第8章 銀色の余韻(girl's side)
銀髪の少年が部屋を出たあと、私はソファに腰を下ろし、ため息をついた。
何で、あんなことをしたんだろう。
いくら求められたからといって、生徒に自分から口づけるだなんて。
公にされれば、首が飛ぶ。
もちろん、あの少年は私のしたことを口外することはないだろう。
しかしそんな曖昧な判断に甘えて、自らの地位を危うくするような行為をした自分が信じられなかった。
でも確かに私は、あの少年に触れたいと思ったのだ。
まだ高校生なのに、物事の本質を射貫くような瞳。
その瞳で見つめられながら、話をするのはとても楽しい。
彼がまた、私の話に興味をもってくれているから、なおさら楽しくてのめり込んでしまう。
私の授業にも、ひいては私自身にも、存在する価値があるのではないか、という、強烈な自己肯定感がもたらされる。

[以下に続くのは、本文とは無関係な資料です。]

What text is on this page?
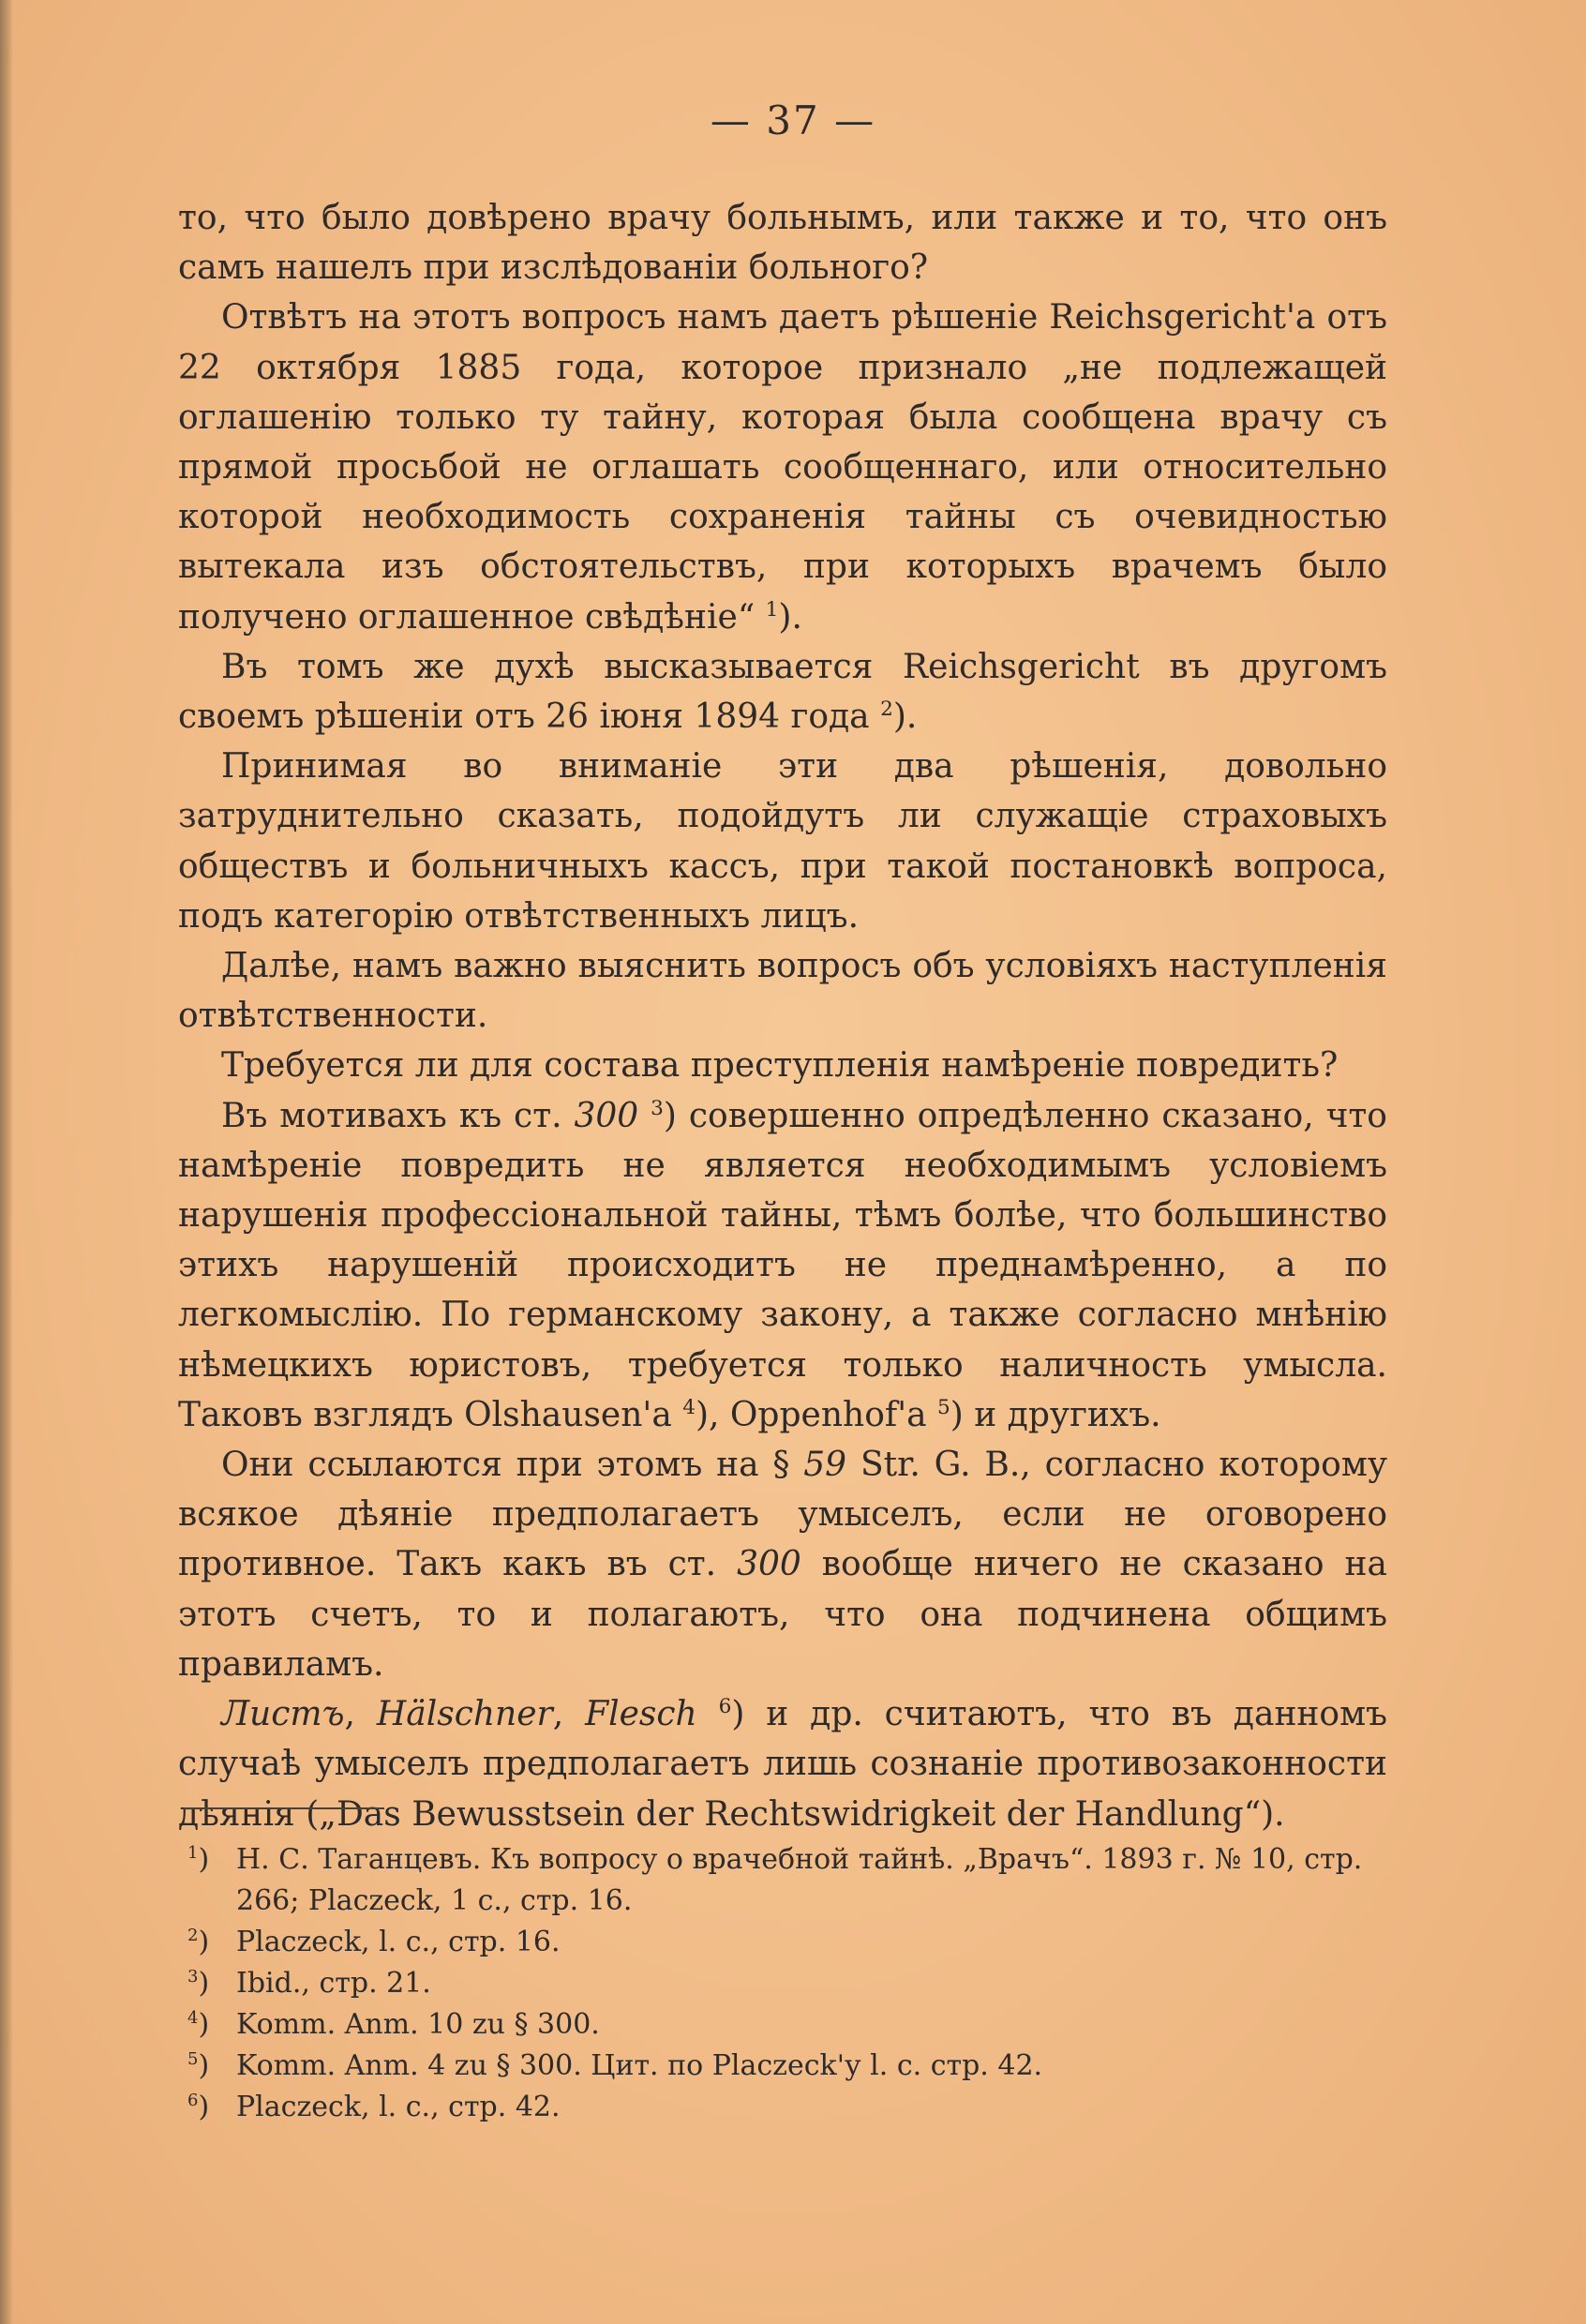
— 37 —

то, что было довѣрено врачу больнымъ, или также и то, что онъ самъ нашелъ при изслѣдованіи больного?

Отвѣтъ на этотъ вопросъ намъ даетъ рѣшеніе Reichsgericht'а отъ 22 октября 1885 года, которое признало „не подлежащей оглашенію только ту тайну, которая была сообщена врачу съ прямой просьбой не оглашать сообщеннаго, или относительно которой необходимость сохраненія тайны съ очевидностью вытекала изъ обстоятельствъ, при которыхъ врачемъ было получено оглашенное свѣдѣніе“ $^1$).

Въ томъ же духѣ высказывается Reichsgericht въ другомъ своемъ рѣшеніи отъ 26 іюня 1894 года $^2$).

Принимая во вниманіе эти два рѣшенія, довольно затруднительно сказать, подойдутъ ли служащіе страховыхъ обществъ и больничныхъ кассъ, при такой постановкѣ вопроса, подъ категорію отвѣтственныхъ лицъ.

Далѣе, намъ важно выяснить вопросъ объ условіяхъ наступленія отвѣтственности.

Требуется ли для состава преступленія намѣреніе повредить?

Въ мотивахъ къ ст. 300 $^3$) совершенно опредѣленно сказано, что намѣреніе повредить не является необходимымъ условіемъ нарушенія профессіональной тайны, тѣмъ болѣе, что большинство этихъ нарушеній происходитъ не преднамѣренно, а по легкомыслію. По германскому закону, а также согласно мнѣнію нѣмецкихъ юристовъ, требуется только наличность умысла. Таковъ взглядъ Olshausen'а $^4$), Oppenhof'а $^5$) и другихъ.

Они ссылаются при этомъ на § 59 Str. G. B., согласно которому всякое дѣяніе предполагаетъ умыселъ, если не оговорено противное. Такъ какъ въ ст. 300 вообще ничего не сказано на этотъ счетъ, то и полагаютъ, что она подчинена общимъ правиламъ.

Листъ, Hälschner, Flesch $^6$) и др. считаютъ, что въ данномъ случаѣ умыселъ предполагаетъ лишь сознаніе противозаконности дѣянія („Das Bewusstsein der Rechtswidrigkeit der Handlung“).

$^1$) Н. С. Таганцевъ. Къ вопросу о врачебной тайнѣ. „Врачъ“. 1893 г. № 10, стр. 266; Placzeck, 1 с., стр. 16.

$^2$) Placzeck, l. с., стр. 16.

$^3$) Ibid., стр. 21.

$^4$) Komm. Anm. 10 zu § 300.

$^5$) Komm. Anm. 4 zu § 300. Цит. по Placzeck'у l. с. стр. 42.

$^6$) Placzeck, l. с., стр. 42.
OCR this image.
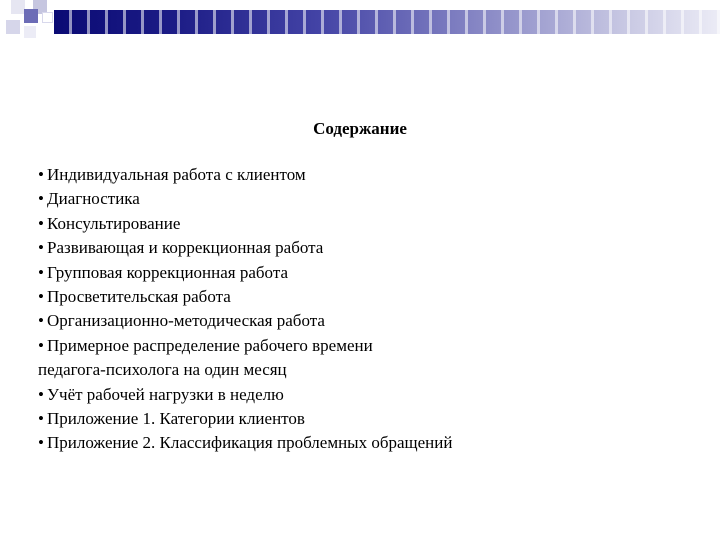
Содержание
• Индивидуальная работа с клиентом
• Диагностика
• Консультирование
• Развивающая и коррекционная работа
• Групповая коррекционная работа
• Просветительская работа
• Организационно-методическая работа
• Примерное распределение рабочего времени
педагога-психолога на один месяц
• Учёт рабочей нагрузки в неделю
• Приложение 1. Категории клиентов
• Приложение 2. Классификация проблемных обращений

そしてその彼が私に触れようとしたから、たぶん本能が、理性を鈍らせたのだ。
ソファに腰を下ろして、可愛らしくいじけていた彼。
その姿が、どんなに異性の心を動かす魅力をもっているか、彼は知っているのだろうか。
ホストをしているというのだから、計算ずくなのか。
あるいは、天性の才能があって、無意識でしていたのか。
どちらにしても私は、その彼を自分のものにしたいと思って、制服のネクタイに手をかけた。
犬の首輪を引くように。
誰に身体を投げ出しても、心は渡すまいとしていたこの数年間。
もう心を誰かに渡して苦しい思いをするのは避けたい。
そう思って、誰とも深い関係にはならなかった。
身体が疼くときには、身体だけをつまみ食いすれば、それで済んでいた。
だけど、彼を見ていると、心が疼く。
彼はきっと、自分の周りにいるのとはタイプの違う女に、物珍しさから、好意のようなものを見せてくれているのだろう。
私を口説いた口で、私に触れた手で、別の女を悦ばせているのだろう。
それがわかっているのに、彼の存在が、私の心に染みてくる。
誰にも心を渡すまい、その決意のためにしている指輪を、ぎゅっと握りしめたまま、私はしばらく動くことができなかった。